Five key considerations she explained:
- Have conversations with patients about out-of-pocket costs sooner than later. When healthcare providers make a patient aware of how much money they will likely be responsible for, they increase the likelihood that the patient will accept care. Many patients don’t trust the numbers produced by price-estimation tools that many hospitals offer, so one-on-one conversations can build a great deal of trust, according to Ms. Kawamoto.
- Break down the estimated price. Ms. Kawamoto pointed out that the average patient’s healthcare literacy is significantly lower than that of their provider.

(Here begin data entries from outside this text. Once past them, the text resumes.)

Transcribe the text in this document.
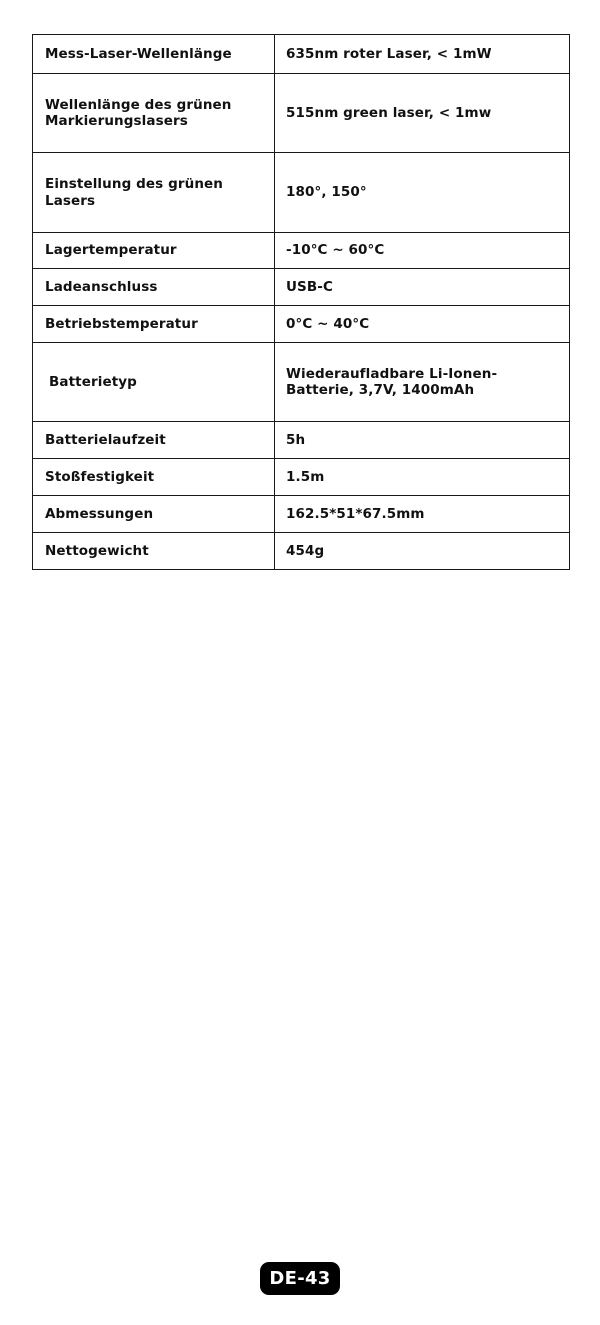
Mess-Laser-Wellenlänge	635nm roter Laser, < 1mW
Wellenlänge des grünen Markierungslasers	515nm green laser, < 1mw
Einstellung des grünen Lasers	180°, 150°
Lagertemperatur	-10°C ~ 60°C
Ladeanschluss	USB-C
Betriebstemperatur	0°C ~ 40°C
Batterietyp	Wiederaufladbare Li-Ionen-Batterie, 3,7V, 1400mAh
Batterielaufzeit	5h
Stoßfestigkeit	1.5m
Abmessungen	162.5*51*67.5mm
Nettogewicht	454g
DE-43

Many patients may not understand that one hospital’s estimated cost could include the anesthesiologist’s charges, preoperative procedures and so forth, while a competing hospital’s estimated cost does not.
- Assemble a cross-functional working group. Hospitals should consider including members from IT, patient access, patient financial services, legal, compliance, managed care and charge description master. This will ensure everyone is working collaboratively to ensure the hospital is prepared for all CMS deadlines.
- Create a plan to track the effectiveness of any price transparency tool. Ms. Kawamoto stressed that healthcare providers rolling out price transparency tools need to measure the tool’s performance by tracking metrics like debt decreases, reduction of price-related calls and tool engagement.
- Train staff to support patient questions on the price transparency tool. Patients hearing about a new price transparency tool isn’t enough. They need to know how to use it, and hospitals need to make sure their patient-facing staff is well-trained in how to explain the tool’s functionality.